La construction narrative du film est bien connue, avec des premières séquences où le héros fait des démos de son art, et le salaud est bien félin. Puis, ça enchaîne les rouages narratifs hasardeux, où le héros sauve donc la fille une fois (mais celle-ci perd son boulot donc lui en veut), puis se retrouve encore une fois comme par hasard à re-sauver la fille, à l'instant t à l'endroit X très précisément.

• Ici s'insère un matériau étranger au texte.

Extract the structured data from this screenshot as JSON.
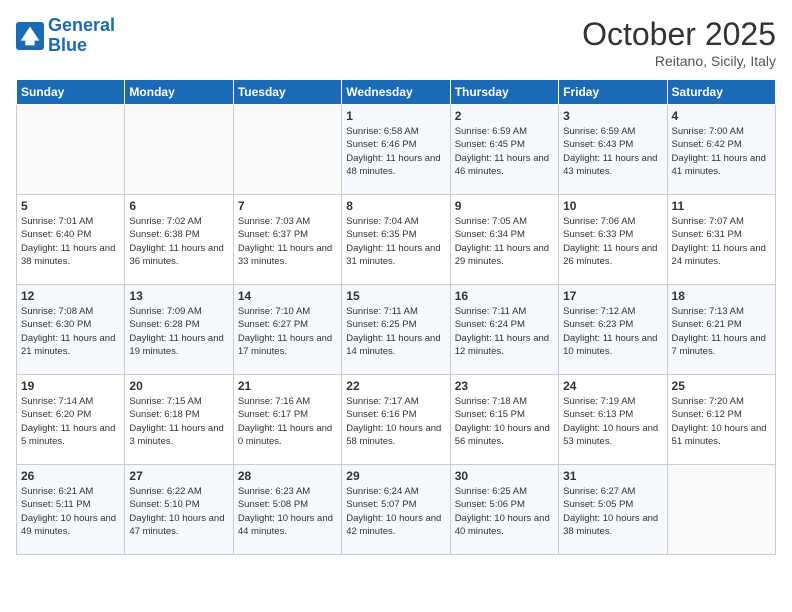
{
  "header": {
    "logo_line1": "General",
    "logo_line2": "Blue",
    "month": "October 2025",
    "location": "Reitano, Sicily, Italy"
  },
  "days_of_week": [
    "Sunday",
    "Monday",
    "Tuesday",
    "Wednesday",
    "Thursday",
    "Friday",
    "Saturday"
  ],
  "weeks": [
    [
      {
        "day": "",
        "text": ""
      },
      {
        "day": "",
        "text": ""
      },
      {
        "day": "",
        "text": ""
      },
      {
        "day": "1",
        "text": "Sunrise: 6:58 AM\nSunset: 6:46 PM\nDaylight: 11 hours and 48 minutes."
      },
      {
        "day": "2",
        "text": "Sunrise: 6:59 AM\nSunset: 6:45 PM\nDaylight: 11 hours and 46 minutes."
      },
      {
        "day": "3",
        "text": "Sunrise: 6:59 AM\nSunset: 6:43 PM\nDaylight: 11 hours and 43 minutes."
      },
      {
        "day": "4",
        "text": "Sunrise: 7:00 AM\nSunset: 6:42 PM\nDaylight: 11 hours and 41 minutes."
      }
    ],
    [
      {
        "day": "5",
        "text": "Sunrise: 7:01 AM\nSunset: 6:40 PM\nDaylight: 11 hours and 38 minutes."
      },
      {
        "day": "6",
        "text": "Sunrise: 7:02 AM\nSunset: 6:38 PM\nDaylight: 11 hours and 36 minutes."
      },
      {
        "day": "7",
        "text": "Sunrise: 7:03 AM\nSunset: 6:37 PM\nDaylight: 11 hours and 33 minutes."
      },
      {
        "day": "8",
        "text": "Sunrise: 7:04 AM\nSunset: 6:35 PM\nDaylight: 11 hours and 31 minutes."
      },
      {
        "day": "9",
        "text": "Sunrise: 7:05 AM\nSunset: 6:34 PM\nDaylight: 11 hours and 29 minutes."
      },
      {
        "day": "10",
        "text": "Sunrise: 7:06 AM\nSunset: 6:33 PM\nDaylight: 11 hours and 26 minutes."
      },
      {
        "day": "11",
        "text": "Sunrise: 7:07 AM\nSunset: 6:31 PM\nDaylight: 11 hours and 24 minutes."
      }
    ],
    [
      {
        "day": "12",
        "text": "Sunrise: 7:08 AM\nSunset: 6:30 PM\nDaylight: 11 hours and 21 minutes."
      },
      {
        "day": "13",
        "text": "Sunrise: 7:09 AM\nSunset: 6:28 PM\nDaylight: 11 hours and 19 minutes."
      },
      {
        "day": "14",
        "text": "Sunrise: 7:10 AM\nSunset: 6:27 PM\nDaylight: 11 hours and 17 minutes."
      },
      {
        "day": "15",
        "text": "Sunrise: 7:11 AM\nSunset: 6:25 PM\nDaylight: 11 hours and 14 minutes."
      },
      {
        "day": "16",
        "text": "Sunrise: 7:11 AM\nSunset: 6:24 PM\nDaylight: 11 hours and 12 minutes."
      },
      {
        "day": "17",
        "text": "Sunrise: 7:12 AM\nSunset: 6:23 PM\nDaylight: 11 hours and 10 minutes."
      },
      {
        "day": "18",
        "text": "Sunrise: 7:13 AM\nSunset: 6:21 PM\nDaylight: 11 hours and 7 minutes."
      }
    ],
    [
      {
        "day": "19",
        "text": "Sunrise: 7:14 AM\nSunset: 6:20 PM\nDaylight: 11 hours and 5 minutes."
      },
      {
        "day": "20",
        "text": "Sunrise: 7:15 AM\nSunset: 6:18 PM\nDaylight: 11 hours and 3 minutes."
      },
      {
        "day": "21",
        "text": "Sunrise: 7:16 AM\nSunset: 6:17 PM\nDaylight: 11 hours and 0 minutes."
      },
      {
        "day": "22",
        "text": "Sunrise: 7:17 AM\nSunset: 6:16 PM\nDaylight: 10 hours and 58 minutes."
      },
      {
        "day": "23",
        "text": "Sunrise: 7:18 AM\nSunset: 6:15 PM\nDaylight: 10 hours and 56 minutes."
      },
      {
        "day": "24",
        "text": "Sunrise: 7:19 AM\nSunset: 6:13 PM\nDaylight: 10 hours and 53 minutes."
      },
      {
        "day": "25",
        "text": "Sunrise: 7:20 AM\nSunset: 6:12 PM\nDaylight: 10 hours and 51 minutes."
      }
    ],
    [
      {
        "day": "26",
        "text": "Sunrise: 6:21 AM\nSunset: 5:11 PM\nDaylight: 10 hours and 49 minutes."
      },
      {
        "day": "27",
        "text": "Sunrise: 6:22 AM\nSunset: 5:10 PM\nDaylight: 10 hours and 47 minutes."
      },
      {
        "day": "28",
        "text": "Sunrise: 6:23 AM\nSunset: 5:08 PM\nDaylight: 10 hours and 44 minutes."
      },
      {
        "day": "29",
        "text": "Sunrise: 6:24 AM\nSunset: 5:07 PM\nDaylight: 10 hours and 42 minutes."
      },
      {
        "day": "30",
        "text": "Sunrise: 6:25 AM\nSunset: 5:06 PM\nDaylight: 10 hours and 40 minutes."
      },
      {
        "day": "31",
        "text": "Sunrise: 6:27 AM\nSunset: 5:05 PM\nDaylight: 10 hours and 38 minutes."
      },
      {
        "day": "",
        "text": ""
      }
    ]
  ]
}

Yuda le héros, Adit le petit frère de la lead girl, Eric le pratiquant de Silat corrompu, et Johnny l'intermédiaire du trafic.
Ceci étant, y a rien de véritablement ronflant dans tout ça : les décors naturels sont très beaux, et l'architecture de Jakarta est assez hypnotique tant elle est étouffante (les rues piétonnes entre les batiments sont de vraies coupe-gorges).
Au niveau du casting, les bad guys sont mieux traités que d'habitude, le duo d'européens est particulièrement suave et adepte de la punch-line incisive à tout instant, de même qu'il semble y avoir une étrange relation entre les 2 (amis très proches ou homos refoulés, on en saura pas plus), qui rend leurs séquences assez sympatoches.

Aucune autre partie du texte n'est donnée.